Onun dışında ramen ve soba isimli japon erişte çeşitleri mevcut. Her ikisini de oldukça beğendiğimi söyleyebilirim ama favorim hala noodle. Bir diğer lezzet de kızarmış istiridyeler ve karidesler. Yanlarında soslarıyla falan çıtır çıtır bira eşliğinde iyi gidiyorlar.
Japon mutfağının yıldızı ise benim için tempura oldu. Tempura özel olarak hazırlanan bir hamura sebze ve deniz ürünlerini bulayıp kızartarak yapılıyor. Hamuru yaparken un, su,yumurta gibi malzemeler kullanılıyor ama özelliği bunların hepsinin buz gibi soğuk olması, soğuk hamura sebze veya deniz ürünlerini bulayıp kızgın yağda kızartıldığında çok hafif ve lezzetli oluyorlar.
Japonların geleneksel sosu wasabi. Wasabiyi yanında soya ile sunuyolar çünkü çok çok çok acı bir sos. Soyanın içine çubuğun ucu ile azıcık alıp karşıtırarak normal bir acılık elde edip yemenizi tavsiye ederim. Aksi takdirde cidden yanarsınız ki ben acıya acı demem, arnavut biberini falan tatlı niyetine yerim :)

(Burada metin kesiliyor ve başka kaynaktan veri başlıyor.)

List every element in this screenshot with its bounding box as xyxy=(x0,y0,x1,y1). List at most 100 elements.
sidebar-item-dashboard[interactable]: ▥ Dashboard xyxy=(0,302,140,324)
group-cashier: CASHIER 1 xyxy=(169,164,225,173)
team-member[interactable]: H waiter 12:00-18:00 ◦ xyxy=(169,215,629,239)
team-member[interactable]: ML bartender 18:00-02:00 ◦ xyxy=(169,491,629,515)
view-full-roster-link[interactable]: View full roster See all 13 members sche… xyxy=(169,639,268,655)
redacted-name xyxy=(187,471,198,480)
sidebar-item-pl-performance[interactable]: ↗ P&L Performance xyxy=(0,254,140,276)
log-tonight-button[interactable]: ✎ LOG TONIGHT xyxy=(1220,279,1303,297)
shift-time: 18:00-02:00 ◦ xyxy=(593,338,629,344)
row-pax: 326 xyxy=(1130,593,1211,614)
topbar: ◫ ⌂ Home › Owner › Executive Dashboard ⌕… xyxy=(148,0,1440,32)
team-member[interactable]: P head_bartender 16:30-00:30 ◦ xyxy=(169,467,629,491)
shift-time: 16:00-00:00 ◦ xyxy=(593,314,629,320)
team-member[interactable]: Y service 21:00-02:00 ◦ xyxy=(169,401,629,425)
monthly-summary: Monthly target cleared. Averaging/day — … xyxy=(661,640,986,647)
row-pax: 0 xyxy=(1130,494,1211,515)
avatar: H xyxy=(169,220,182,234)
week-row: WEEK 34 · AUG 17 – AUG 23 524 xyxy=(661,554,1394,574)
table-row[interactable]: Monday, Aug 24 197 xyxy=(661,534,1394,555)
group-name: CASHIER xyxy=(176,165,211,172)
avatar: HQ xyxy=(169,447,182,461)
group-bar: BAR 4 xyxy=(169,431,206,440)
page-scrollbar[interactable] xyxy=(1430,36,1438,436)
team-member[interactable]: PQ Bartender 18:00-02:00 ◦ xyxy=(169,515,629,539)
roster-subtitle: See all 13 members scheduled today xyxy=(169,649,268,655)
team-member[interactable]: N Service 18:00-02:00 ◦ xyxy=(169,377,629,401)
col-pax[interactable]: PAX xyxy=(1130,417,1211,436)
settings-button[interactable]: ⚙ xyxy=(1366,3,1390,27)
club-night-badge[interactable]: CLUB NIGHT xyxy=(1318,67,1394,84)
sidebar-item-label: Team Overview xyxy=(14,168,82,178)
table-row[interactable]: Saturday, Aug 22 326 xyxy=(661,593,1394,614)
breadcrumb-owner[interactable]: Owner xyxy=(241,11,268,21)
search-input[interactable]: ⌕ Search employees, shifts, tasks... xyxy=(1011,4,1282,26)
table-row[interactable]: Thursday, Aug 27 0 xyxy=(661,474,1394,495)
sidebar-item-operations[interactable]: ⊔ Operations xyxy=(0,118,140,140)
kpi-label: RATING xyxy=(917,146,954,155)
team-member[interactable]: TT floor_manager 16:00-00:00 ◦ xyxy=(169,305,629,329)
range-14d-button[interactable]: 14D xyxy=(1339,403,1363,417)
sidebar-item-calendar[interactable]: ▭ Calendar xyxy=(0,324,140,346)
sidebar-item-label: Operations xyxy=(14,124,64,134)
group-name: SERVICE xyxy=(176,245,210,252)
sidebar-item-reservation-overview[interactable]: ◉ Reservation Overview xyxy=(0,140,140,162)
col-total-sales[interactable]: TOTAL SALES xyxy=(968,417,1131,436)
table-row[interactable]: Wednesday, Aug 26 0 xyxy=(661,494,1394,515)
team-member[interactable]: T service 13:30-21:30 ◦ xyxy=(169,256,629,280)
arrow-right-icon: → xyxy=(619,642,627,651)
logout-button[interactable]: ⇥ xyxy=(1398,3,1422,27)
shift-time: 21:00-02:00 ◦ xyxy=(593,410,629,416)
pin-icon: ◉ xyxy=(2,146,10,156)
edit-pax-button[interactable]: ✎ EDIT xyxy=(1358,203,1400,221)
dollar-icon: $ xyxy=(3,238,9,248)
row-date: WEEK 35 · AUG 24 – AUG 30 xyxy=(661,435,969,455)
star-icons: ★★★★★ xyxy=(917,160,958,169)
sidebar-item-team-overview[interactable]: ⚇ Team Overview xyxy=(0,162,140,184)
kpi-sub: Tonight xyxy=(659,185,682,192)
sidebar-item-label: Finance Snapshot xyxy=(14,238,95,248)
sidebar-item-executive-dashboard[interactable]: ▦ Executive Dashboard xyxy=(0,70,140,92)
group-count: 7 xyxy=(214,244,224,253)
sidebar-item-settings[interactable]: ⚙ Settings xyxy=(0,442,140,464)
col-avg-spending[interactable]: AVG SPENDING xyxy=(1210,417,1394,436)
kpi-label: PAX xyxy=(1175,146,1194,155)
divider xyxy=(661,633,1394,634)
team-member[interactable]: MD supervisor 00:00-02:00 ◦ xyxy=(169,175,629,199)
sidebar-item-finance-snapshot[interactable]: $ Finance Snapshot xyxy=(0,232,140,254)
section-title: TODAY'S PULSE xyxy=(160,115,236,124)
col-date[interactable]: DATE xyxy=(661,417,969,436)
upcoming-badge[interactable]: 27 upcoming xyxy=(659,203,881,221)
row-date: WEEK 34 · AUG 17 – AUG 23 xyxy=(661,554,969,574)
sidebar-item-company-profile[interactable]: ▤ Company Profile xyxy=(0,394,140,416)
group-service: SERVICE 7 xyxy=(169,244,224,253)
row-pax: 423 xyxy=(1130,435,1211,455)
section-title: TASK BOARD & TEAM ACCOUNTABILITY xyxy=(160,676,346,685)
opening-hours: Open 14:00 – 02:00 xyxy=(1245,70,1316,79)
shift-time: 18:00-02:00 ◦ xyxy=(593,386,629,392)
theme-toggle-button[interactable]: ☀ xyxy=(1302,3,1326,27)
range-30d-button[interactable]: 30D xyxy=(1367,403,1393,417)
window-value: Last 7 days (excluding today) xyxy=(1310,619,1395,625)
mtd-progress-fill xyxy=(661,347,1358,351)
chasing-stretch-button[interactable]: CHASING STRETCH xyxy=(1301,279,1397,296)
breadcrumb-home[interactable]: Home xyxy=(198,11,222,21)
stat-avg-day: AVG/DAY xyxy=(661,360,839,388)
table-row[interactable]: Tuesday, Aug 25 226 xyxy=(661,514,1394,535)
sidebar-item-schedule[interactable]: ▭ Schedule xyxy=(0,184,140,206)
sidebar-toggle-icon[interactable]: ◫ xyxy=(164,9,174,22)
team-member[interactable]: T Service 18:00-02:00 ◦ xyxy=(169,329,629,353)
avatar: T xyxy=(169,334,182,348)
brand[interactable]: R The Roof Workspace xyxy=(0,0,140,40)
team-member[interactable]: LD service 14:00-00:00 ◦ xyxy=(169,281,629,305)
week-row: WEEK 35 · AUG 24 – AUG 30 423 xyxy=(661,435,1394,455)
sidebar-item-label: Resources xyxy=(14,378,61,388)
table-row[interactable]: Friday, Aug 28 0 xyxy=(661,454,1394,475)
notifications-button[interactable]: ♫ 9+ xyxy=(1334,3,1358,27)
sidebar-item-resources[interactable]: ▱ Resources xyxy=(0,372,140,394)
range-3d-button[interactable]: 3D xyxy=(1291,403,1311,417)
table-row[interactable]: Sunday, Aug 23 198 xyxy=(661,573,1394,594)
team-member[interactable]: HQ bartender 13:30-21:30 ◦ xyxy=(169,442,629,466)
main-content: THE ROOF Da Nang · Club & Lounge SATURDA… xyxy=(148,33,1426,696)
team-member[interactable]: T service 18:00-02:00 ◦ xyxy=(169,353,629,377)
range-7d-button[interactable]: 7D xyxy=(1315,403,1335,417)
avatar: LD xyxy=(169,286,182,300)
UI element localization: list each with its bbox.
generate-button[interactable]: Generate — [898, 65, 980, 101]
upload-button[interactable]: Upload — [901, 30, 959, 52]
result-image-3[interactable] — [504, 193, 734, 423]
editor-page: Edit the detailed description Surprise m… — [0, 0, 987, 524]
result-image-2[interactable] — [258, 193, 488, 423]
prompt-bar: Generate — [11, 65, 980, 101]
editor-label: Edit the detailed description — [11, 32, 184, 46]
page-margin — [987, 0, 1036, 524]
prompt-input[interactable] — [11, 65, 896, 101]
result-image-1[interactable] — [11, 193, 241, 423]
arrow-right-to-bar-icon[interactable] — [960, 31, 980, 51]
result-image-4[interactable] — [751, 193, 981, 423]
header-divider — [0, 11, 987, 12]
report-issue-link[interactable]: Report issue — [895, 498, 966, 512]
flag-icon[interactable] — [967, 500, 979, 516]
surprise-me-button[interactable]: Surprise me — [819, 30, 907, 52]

İçecek olarak ise cola ile falan araları yok. Fast food tarzı yerlerde buzlu çay çeşitleri var ama içlerinde hiç şeker yok, tatlandırıcı da yok. Tatsız tutsuz şeyler. Onun dışında bol bol yeşil çay içiyorlar. Alkollü içecekleri ise pirinçten yapılan soğuk veya sıcak servis edilebilen sake. Oldukça şekerli bir içki, küçük shot bardağı tarzı bardaklarda sunuluyor. Sıcağını daha çok sevdim biraz sıcak şaraba benziyordu.
Son olarak tatlı almaz mıyız? Alacaksak da japonların çok tatlı yiyemediklerini unutmayalım. En dişe dokunur tatlıları kestane ve çikolatadan oluşan kremalı pastalarıydı bana göre. Kestaneyi tatlılarda sıkça kullanıyorlar. Pirinç, yosun gibi saçmasapan şeylerle yaptıkları görüntüde güzel tad olarak vasat şekerlemeleri de mevcut ayrıca.
“Japon mutfağı bu kadar değil daha neler neler var” veya “suşi süper birşey bir kere” diyenleriniz olacaktır. Gurme olmadığımdan sevdiğim ve sevmediğim yiyecekler üzerinden son derece taraflı yorumlar yaptım. Afiyet olsun!